While UK higher education is highly valued by students, before you start, make sure you think about how you can stretch your finances, avoid common money mistakes like falling prey to scams as well as losing money to unscrupulous individuals.

Money Mistakes To Avoid As An International Student In The UK

To save yourself the financial hardship and emotional turmoil that comes with financial woes, preparation helps. Here’s some advice to help you manage your finances properly:

Be aware of scams

Scams, such as student visa and student housing scams, are rife, making it crucial for students to be ‘scam-aware’ and read up on the common modus operandi that is used by unscrupulous individuals in order to avoid falling prey to their devious schemes.

For example, fraudulent visa agents often lure students by promising to give them a student visa so they can work, meanwhile they generally tend to work more hours that are allowed legally. Others may guarantee admission into a particular university before students have even applied.

Thus, it’s crucial for prospective international students in the UK to understand that there are no shortcuts to getting a job in the country without attending classes. As a matter of fact, institutions don’t accept students without first receiving an application or any documents from the student. Ensure you check the information provided on websites against official sites, such as and/or the university’s official website.

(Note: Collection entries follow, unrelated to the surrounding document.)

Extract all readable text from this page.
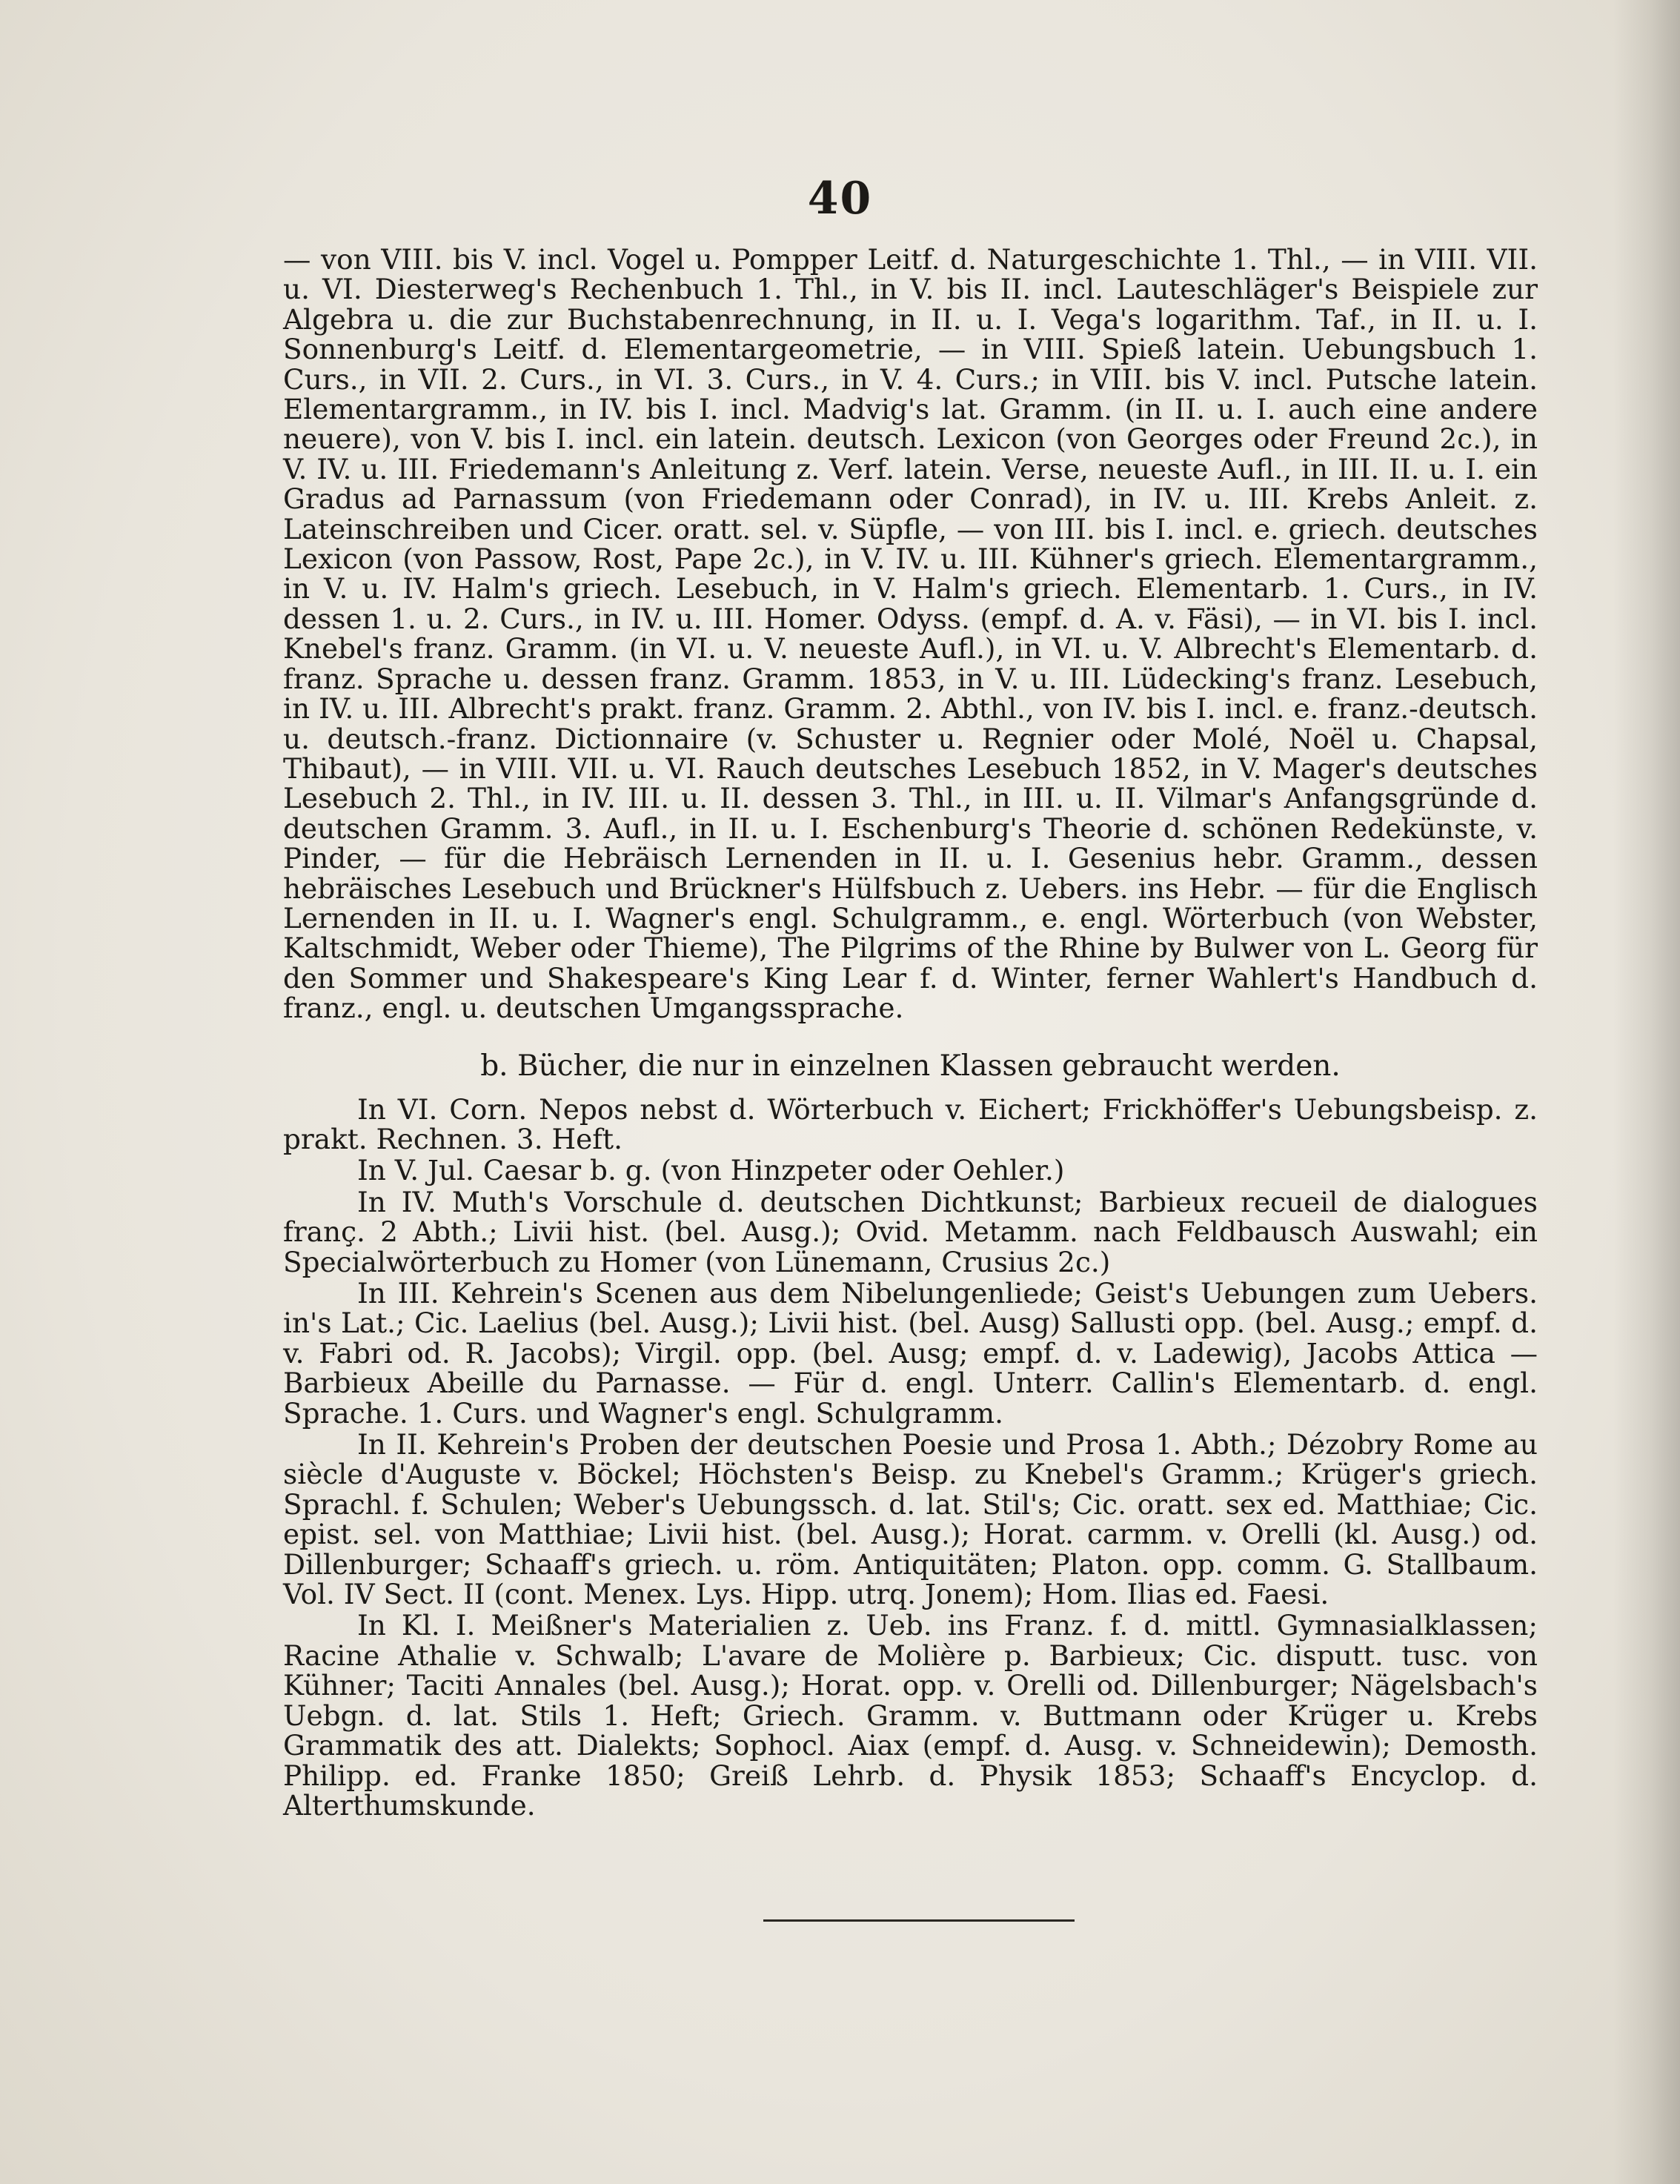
40

— von VIII. bis V. incl. Vogel u. Pompper Leitf. d. Naturgeschichte 1. Thl., — in VIII. VII. u. VI. Diesterweg's Rechenbuch 1. Thl., in V. bis II. incl. Lauteschläger's Beispiele zur Algebra u. die zur Buchstabenrechnung, in II. u. I. Vega's logarithm. Taf., in II. u. I. Sonnenburg's Leitf. d. Elementargeometrie, — in VIII. Spieß latein. Uebungsbuch 1. Curs., in VII. 2. Curs., in VI. 3. Curs., in V. 4. Curs.; in VIII. bis V. incl. Putsche latein. Elementargramm., in IV. bis I. incl. Madvig's lat. Gramm. (in II. u. I. auch eine andere neuere), von V. bis I. incl. ein latein. deutsch. Lexicon (von Georges oder Freund 2c.), in V. IV. u. III. Friedemann's Anleitung z. Verf. latein. Verse, neueste Aufl., in III. II. u. I. ein Gradus ad Parnassum (von Friedemann oder Conrad), in IV. u. III. Krebs Anleit. z. Lateinschreiben und Cicer. oratt. sel. v. Süpfle, — von III. bis I. incl. e. griech. deutsches Lexicon (von Passow, Rost, Pape 2c.), in V. IV. u. III. Kühner's griech. Elementargramm., in V. u. IV. Halm's griech. Lesebuch, in V. Halm's griech. Elementarb. 1. Curs., in IV. dessen 1. u. 2. Curs., in IV. u. III. Homer. Odyss. (empf. d. A. v. Fäsi), — in VI. bis I. incl. Knebel's franz. Gramm. (in VI. u. V. neueste Aufl.), in VI. u. V. Albrecht's Elementarb. d. franz. Sprache u. dessen franz. Gramm. 1853, in V. u. III. Lüdecking's franz. Lesebuch, in IV. u. III. Albrecht's prakt. franz. Gramm. 2. Abthl., von IV. bis I. incl. e. franz.-deutsch. u. deutsch.-franz. Dictionnaire (v. Schuster u. Regnier oder Molé, Noël u. Chapsal, Thibaut), — in VIII. VII. u. VI. Rauch deutsches Lesebuch 1852, in V. Mager's deutsches Lesebuch 2. Thl., in IV. III. u. II. dessen 3. Thl., in III. u. II. Vilmar's Anfangsgründe d. deutschen Gramm. 3. Aufl., in II. u. I. Eschenburg's Theorie d. schönen Redekünste, v. Pinder, — für die Hebräisch Lernenden in II. u. I. Gesenius hebr. Gramm., dessen hebräisches Lesebuch und Brückner's Hülfsbuch z. Uebers. ins Hebr. — für die Englisch Lernenden in II. u. I. Wagner's engl. Schulgramm., e. engl. Wörterbuch (von Webster, Kaltschmidt, Weber oder Thieme), The Pilgrims of the Rhine by Bulwer von L. Georg für den Sommer und Shakespeare's King Lear f. d. Winter, ferner Wahlert's Handbuch d. franz., engl. u. deutschen Umgangssprache.

b. Bücher, die nur in einzelnen Klassen gebraucht werden.

In VI. Corn. Nepos nebst d. Wörterbuch v. Eichert; Frickhöffer's Uebungsbeisp. z. prakt. Rechnen. 3. Heft.

In V. Jul. Caesar b. g. (von Hinzpeter oder Oehler.)

In IV. Muth's Vorschule d. deutschen Dichtkunst; Barbieux recueil de dialogues franç. 2 Abth.; Livii hist. (bel. Ausg.); Ovid. Metamm. nach Feldbausch Auswahl; ein Specialwörterbuch zu Homer (von Lünemann, Crusius 2c.)

In III. Kehrein's Scenen aus dem Nibelungenliede; Geist's Uebungen zum Uebers. in's Lat.; Cic. Laelius (bel. Ausg.); Livii hist. (bel. Ausg) Sallusti opp. (bel. Ausg.; empf. d. v. Fabri od. R. Jacobs); Virgil. opp. (bel. Ausg; empf. d. v. Ladewig), Jacobs Attica — Barbieux Abeille du Parnasse. — Für d. engl. Unterr. Callin's Elementarb. d. engl. Sprache. 1. Curs. und Wagner's engl. Schulgramm.

In II. Kehrein's Proben der deutschen Poesie und Prosa 1. Abth.; Dézobry Rome au siècle d'Auguste v. Böckel; Höchsten's Beisp. zu Knebel's Gramm.; Krüger's griech. Sprachl. f. Schulen; Weber's Uebungssch. d. lat. Stil's; Cic. oratt. sex ed. Matthiae; Cic. epist. sel. von Matthiae; Livii hist. (bel. Ausg.); Horat. carmm. v. Orelli (kl. Ausg.) od. Dillenburger; Schaaff's griech. u. röm. Antiquitäten; Platon. opp. comm. G. Stallbaum. Vol. IV Sect. II (cont. Menex. Lys. Hipp. utrq. Jonem); Hom. Ilias ed. Faesi.

In Kl. I. Meißner's Materialien z. Ueb. ins Franz. f. d. mittl. Gymnasialklassen; Racine Athalie v. Schwalb; L'avare de Molière p. Barbieux; Cic. disputt. tusc. von Kühner; Taciti Annales (bel. Ausg.); Horat. opp. v. Orelli od. Dillenburger; Nägelsbach's Uebgn. d. lat. Stils 1. Heft; Griech. Gramm. v. Buttmann oder Krüger u. Krebs Grammatik des att. Dialekts; Sophocl. Aiax (empf. d. Ausg. v. Schneidewin); Demosth. Philipp. ed. Franke 1850; Greiß Lehrb. d. Physik 1853; Schaaff's Encyclop. d. Alterthumskunde.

In addition, students also need to watch out for fraudulent landlords who expect students to transfer money as a ‘holding deposit’ without visiting a property first. The National Union of Students recommends that students make a payment in person with the use of credit card and at a trusted letting agents’ office, adding that a formal contract should be signed before any exchange of money.

Alternatively, you can ask your students’ union or accommodation officer if they have approved lists of landlords or letting agents.

Keep track of exchange rates

International students in the UK are advised to make sure they monitor exchange rates. If you are coming from a country with a weaker currency than the UK, your spending power may be considerably less, which makes it crucial that you keep track of foreign exchange rates before making certain purchases that require a significant amount of money.

We are aware that exchange rates fluctuate daily, but what can appear to be a minor change can matter greatly when you’re making large transactions (like paying your tuition fees for the semester), which could set you back by hundreds of dollars when done at the wrong time, depending on the type of money transfer service used.

Make a budget – and stick to it 

As a student, future-proofing your finances probably won’t be top on your list of priorities, but failing to stick to a budget as a student can severely impact your lifestyle, not just during the semester, but also post-graduation.

To make sure your money stretches across the academic year, try to make a budget – and ensure you stick to it! This includes deducting how much you need for your monthly essentials (i.e. rent, school materials or fees, etc.) and living within your means, cutting back where necessary.